Human CD16 as a lysis receptor mediating direct natural killer cell cytotoxicity

Abstract

In addition to their role in peptide antigen presentation, class I MHC proteins also play a critical role in inhibiting natural killer (NK) cytotoxicity through interaction with NK inhibitory receptors. Thus, NK cells are cytotoxic to virus-infected and tumor cells that have lost class I MHC protein expression. However, the nature of the receptors involved in the triggering of lysis of target cells is poorly understood. CD16 (Fcgamma receptor III) has been described as a receptor expressed on NK cells that facilitates antibody-dependent cellular cytotoxicity (ADCC) by binding to the Fc portion of various antibodies. However, we show here that CD16 has a broader function and is directly involved in the lysis of some virus-infected cells and tumor cells, independent of antibody binding. The presence of a putative CD16 ligand on appropriate target cells has also been demonstrated by the use of a CD16-Ig fusion protein.

Figure 1

Relationship between CD16 expression on NK cell lines and lysis of various target cells. (A) FACS analysis of NK lines (NK 62, NK 70, and NK m-1) stained with FITC-labeled anti-CD16 mAb 3G8 (dotted line), overlaid on a control FITC-labeled IgG1 mAb (bold line). FL1-H, fluorescence (FITC). (B) Killing of different target cells by various NK cell lines. E:T ratio, ratio of effector to target cells.

Figure 2

F(ab′)₂ of anti-CD16 mAb 3G8 blocks lysis of some target cells.
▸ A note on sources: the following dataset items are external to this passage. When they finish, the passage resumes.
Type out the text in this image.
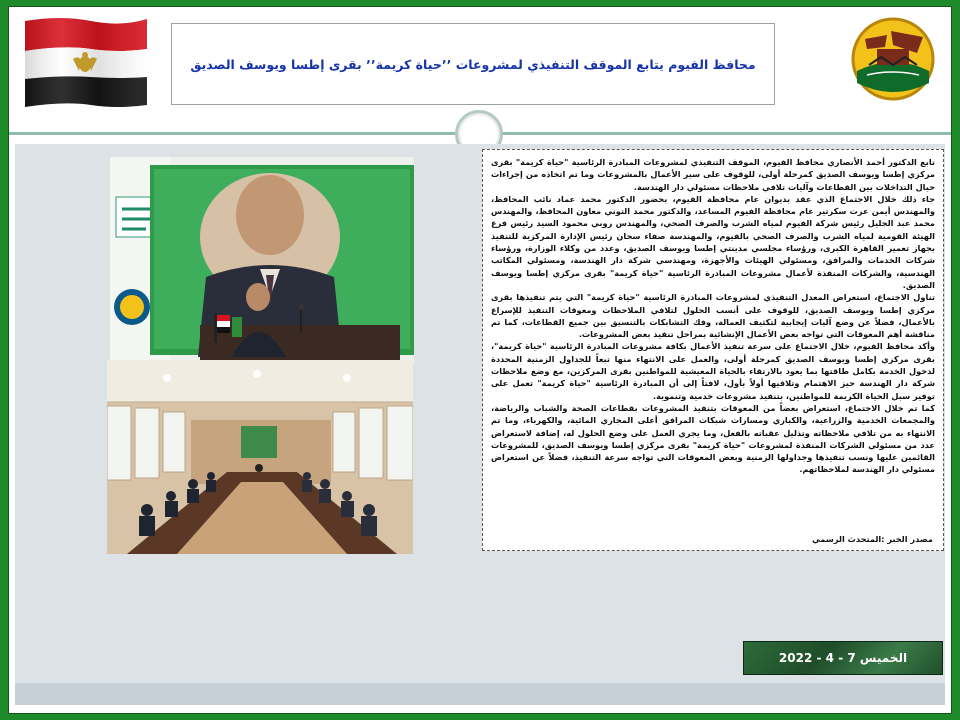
محافظ الفيوم يتابع الموقف التنفيذي لمشروعات ٬٬حياة كريمة٬٬ بقرى إطسا ويوسف الصديق

تابع الدكتور أحمد الأنصاري محافظ الفيوم، الموقف التنفيذي لمشروعات المبادرة الرئاسية "حياة كريمة" بقرى مركزي إطسا ويوسف الصديق كمرحلة أولى، للوقوف على سير الأعمال بالمشروعات وما تم اتخاذه من إجراءات حيال التداخلات بين القطاعات وآليات تلافي ملاحظات مسئولي دار الهندسة.

جاء ذلك خلال الاجتماع الذي عقد بديوان عام محافظة الفيوم، بحضور الدكتور محمد عماد نائب المحافظ، والمهندس أيمن عزت سكرتير عام محافظة الفيوم المساعد، والدكتور محمد التوني معاون المحافظ، والمهندس محمد عبد الجليل رئيس شركة الفيوم لمياه الشرب والصرف الصحي، والمهندس روبي محمود السيد رئيس فرع الهيئة القومية لمياه الشرب والصرف الصحي بالفيوم، والمهندسة صفاء سحان رئيس الإدارة المركزية للتنفيذ بجهاز تعمير القاهرة الكبرى، ورؤساء مجلسي مدينتي إطسا ويوسف الصديق، وعدد من وكلاء الوزارة، ورؤساء شركات الخدمات والمرافق، ومسئولي الهيئات والأجهزة، ومهندسي شركة دار الهندسة، ومسئولي المكاتب الهندسية، والشركات المنفذة لأعمال مشروعات المبادرة الرئاسية "حياة كريمة" بقرى مركزي إطسا ويوسف الصديق.

تناول الاجتماع، استعراض المعدل التنفيذي لمشروعات المبادرة الرئاسية "حياة كريمة" التي يتم تنفيذها بقرى مركزي إطسا ويوسف الصديق، للوقوف على أنسب الحلول لتلافي الملاحظات ومعوقات التنفيذ للإسراع بالأعمال، فضلاً عن وضع آليات إيجابية لتكثيف العمالة، وفك التشابكات بالتنسيق بين جميع القطاعات، كما تم مناقشة أهم المعوقات التي تواجه بعض الأعمال الإنشائية بمراحل تنفيذ بعض المشروعات.

وأكد محافظ الفيوم، خلال الاجتماع على سرعة تنفيذ الأعمال بكافة مشروعات المبادرة الرئاسية "حياة كريمة"، بقرى مركزي إطسا ويوسف الصديق كمرحلة أولى، والعمل على الانتهاء منها تبعاً للجداول الزمنية المحددة لدخول الخدمة بكامل طاقتها بما يعود بالارتقاء بالحياة المعيشية للمواطنين بقرى المركزين، مع وضع ملاحظات شركة دار الهندسة حيز الاهتمام وتلافيها أولاً بأول، لافتاً إلى أن المبادرة الرئاسية "حياة كريمة" تعمل على توفير سبل الحياة الكريمة للمواطنين، بتنفيذ مشروعات خدمية وتنموية.

كما تم خلال الاجتماع، استعراض بعضاً من المعوقات بتنفيذ المشروعات بقطاعات الصحة والشباب والرياضة، والمجمعات الخدمية والزراعية، والكباري ومسارات شبكات المرافق أعلى المجاري المائية، والكهرباء، وما تم الانتهاء به من تلافي ملاحظاته وتذليل عقباته بالفعل، وما يجري العمل على وضع الحلول له، إضافة لاستعراض عدد من مسئولي الشركات المنفذة لمشروعات "حياة كريمة" بقرى مركزي إطسا ويوسف الصديق، للمشروعات القائمين عليها ونسب تنفيذها وجداولها الزمنية وبعض المعوقات التي تواجه سرعة التنفيذ، فضلاً عن استعراض مسئولي دار الهندسة لملاحظاتهم.

مصدر الخبر :المتحدث الرسمي
الخميس 7 - 4 - 2022
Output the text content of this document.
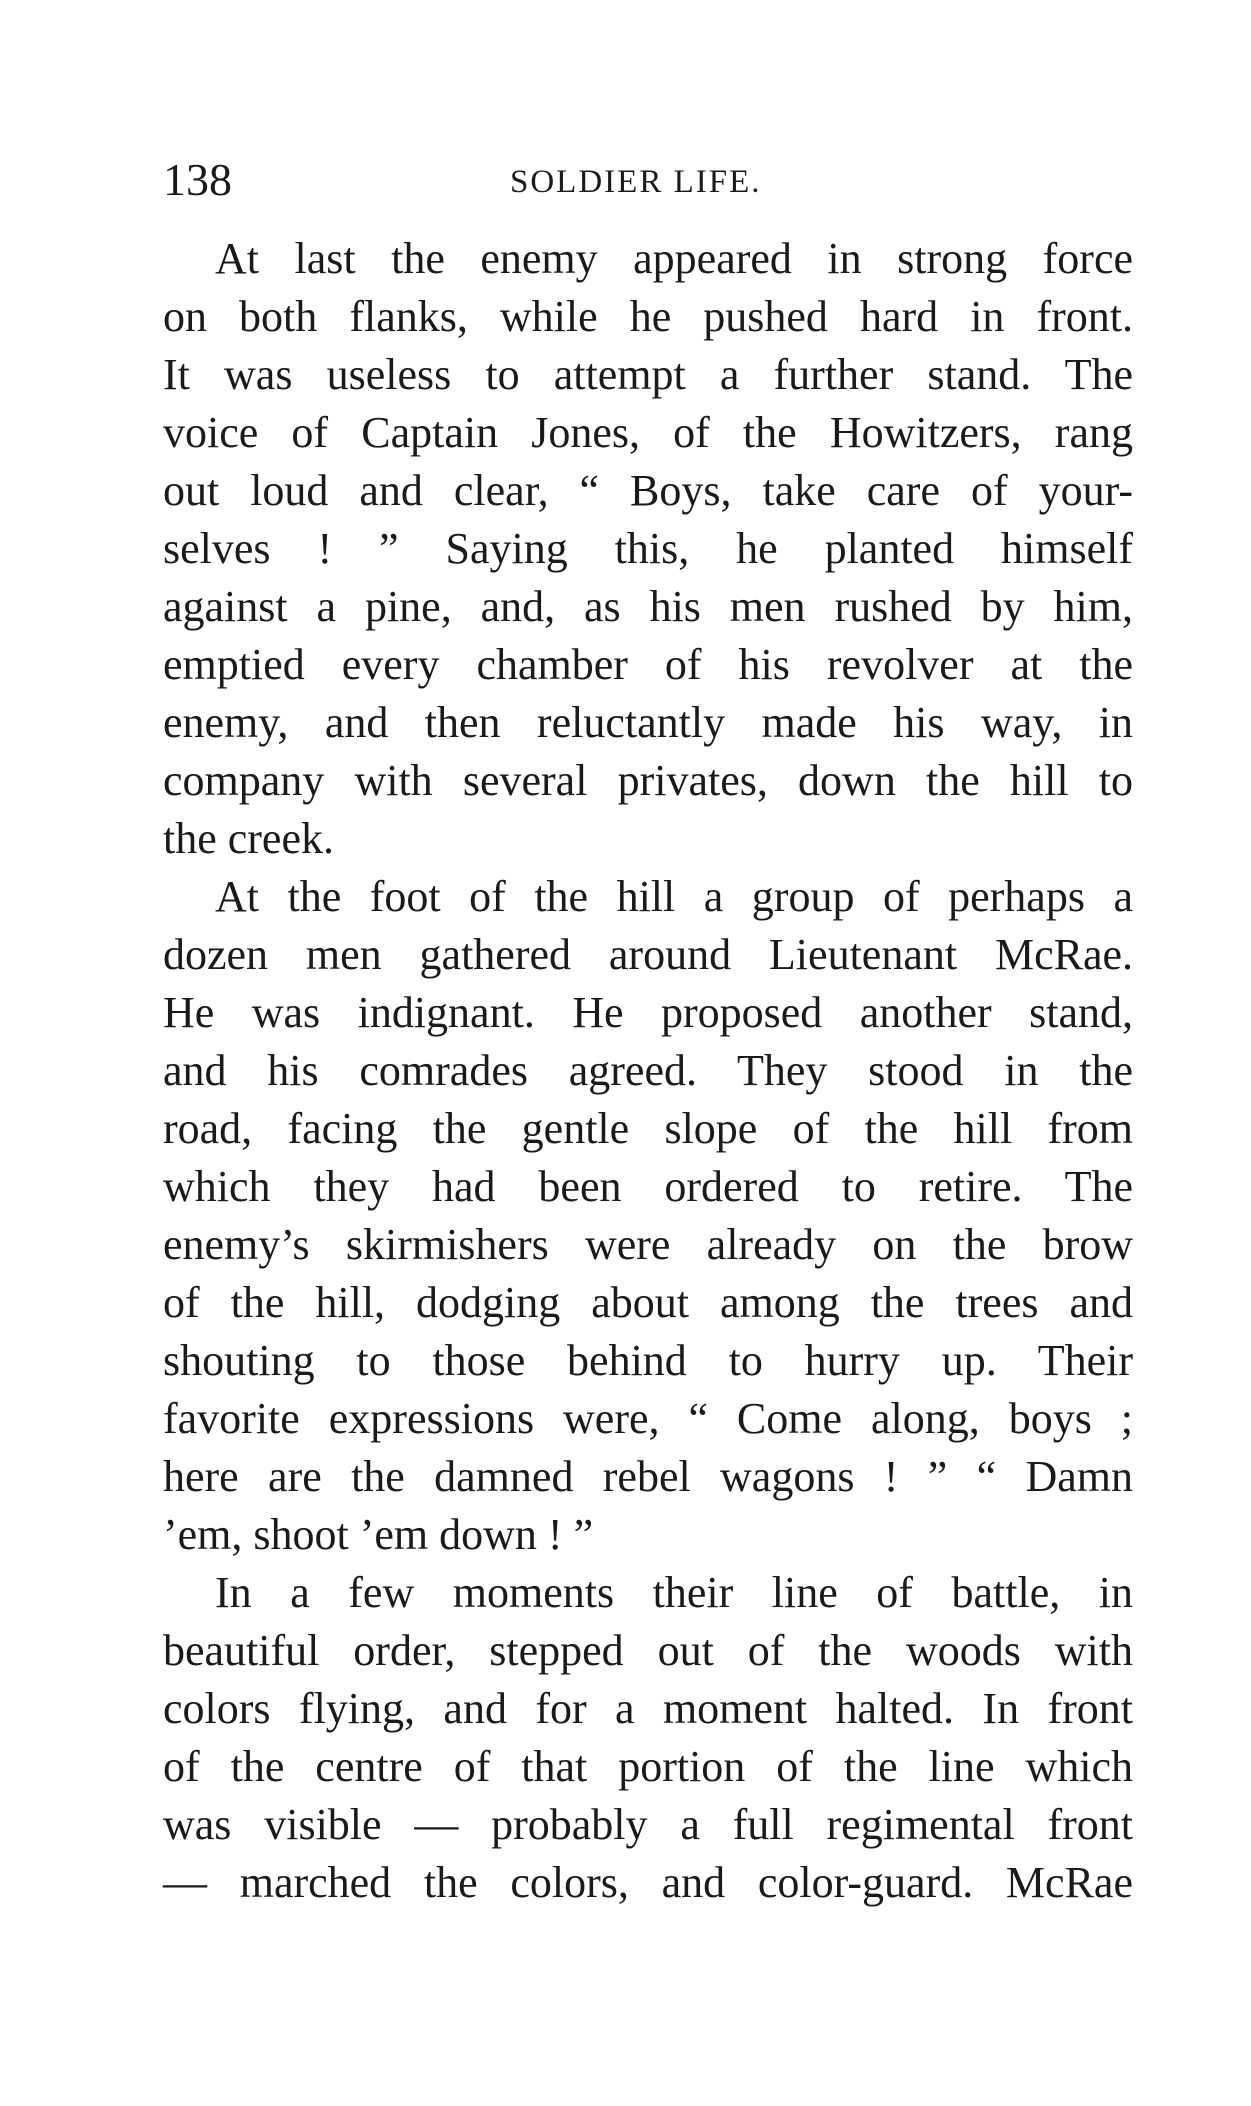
138	SOLDIER LIFE.
At last the enemy appeared in strong force
on both flanks, while he pushed hard in front.
It was useless to attempt a further stand. The
voice of Captain Jones, of the Howitzers, rang
out loud and clear, “ Boys, take care of your-
selves ! ” Saying this, he planted himself
against a pine, and, as his men rushed by him,
emptied every chamber of his revolver at the
enemy, and then reluctantly made his way, in
company with several privates, down the hill to
the creek.
At the foot of the hill a group of perhaps a
dozen men gathered around Lieutenant McRae.
He was indignant. He proposed another stand,
and his comrades agreed. They stood in the
road, facing the gentle slope of the hill from
which they had been ordered to retire. The
enemy’s skirmishers were already on the brow
of the hill, dodging about among the trees and
shouting to those behind to hurry up. Their
favorite expressions were, “ Come along, boys ;
here are the damned rebel wagons ! ” “ Damn
’em, shoot ’em down ! ”
In a few moments their line of battle, in
beautiful order, stepped out of the woods with
colors flying, and for a moment halted. In front
of the centre of that portion of the line which
was visible — probably a full regimental front
— marched the colors, and color-guard. McRae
NK clone 721 (CD56⁺, CD16⁺, NKIR2⁺ NKIR1⁻, NKB1⁻, CD94⁺) was incubated with 40 μg/ml of the F(ab′)₂ fragment of either the anti-CD16 mAb 3G8 or the anti-CD99 mAb 12E7 for 1 hr on ice. The NK clone 721 incubated with no mAb was used as a control. Cells were washed and incubated with the ³⁵S-labeled target cells at an E:T ratio of 5:1 in a 5-hr killing assay. The figure shows one representative experiment of three performed. Similar results were obtained with various E:T ratios and with 10 other NK clones and 10 other NK lines from different donors.

Figure 3

Blocking the lysis of 1106 mel target cells is proportional to the amount of mAb added. NK clone 10 (CD56⁺, CD16⁺, NKIR2⁺, NKIR1⁻, NKB1⁻, CD94⁺) was incubated with various concentrations of F(ab′)₂ fragment of either the anti-CD16 mAb 3G8 or the anti-CD99 mAb 12E7 for 1 hr on ice. The NK clone 10 incubated with no mAb was used as a control. Cells were washed and incubated with the ³⁵S-labeled target cells at an E:T ratio of 5:1 in a 5-hr killing assay. The figure shows one representative experiment of three performed.

Figure 4

Killing pattern of the NK92 tumor clone. The NK92 tumor line (CD56⁺, CD16⁻, NKIR2⁻, NKIR1⁻, NKB1⁻, CD94⁻) was incubated with various ³⁵S-labeled target cells for 5 hr at different E:T ratios. The figure shows one representative experiment of three performed.

Figure 5

Staining of various target cells with the CD16-Ig fusion protein. Various target cells were incubated with 50 μg/ml of either the CD16-Ig (thick line) or the CD99-Ig (dotted line) fusion proteins for 1 hr on ice and analyzed by flow cytometry. Controls were the same cells incubated with the secondary mAb alone (thin line). The figure shows one representative experiment of five performed.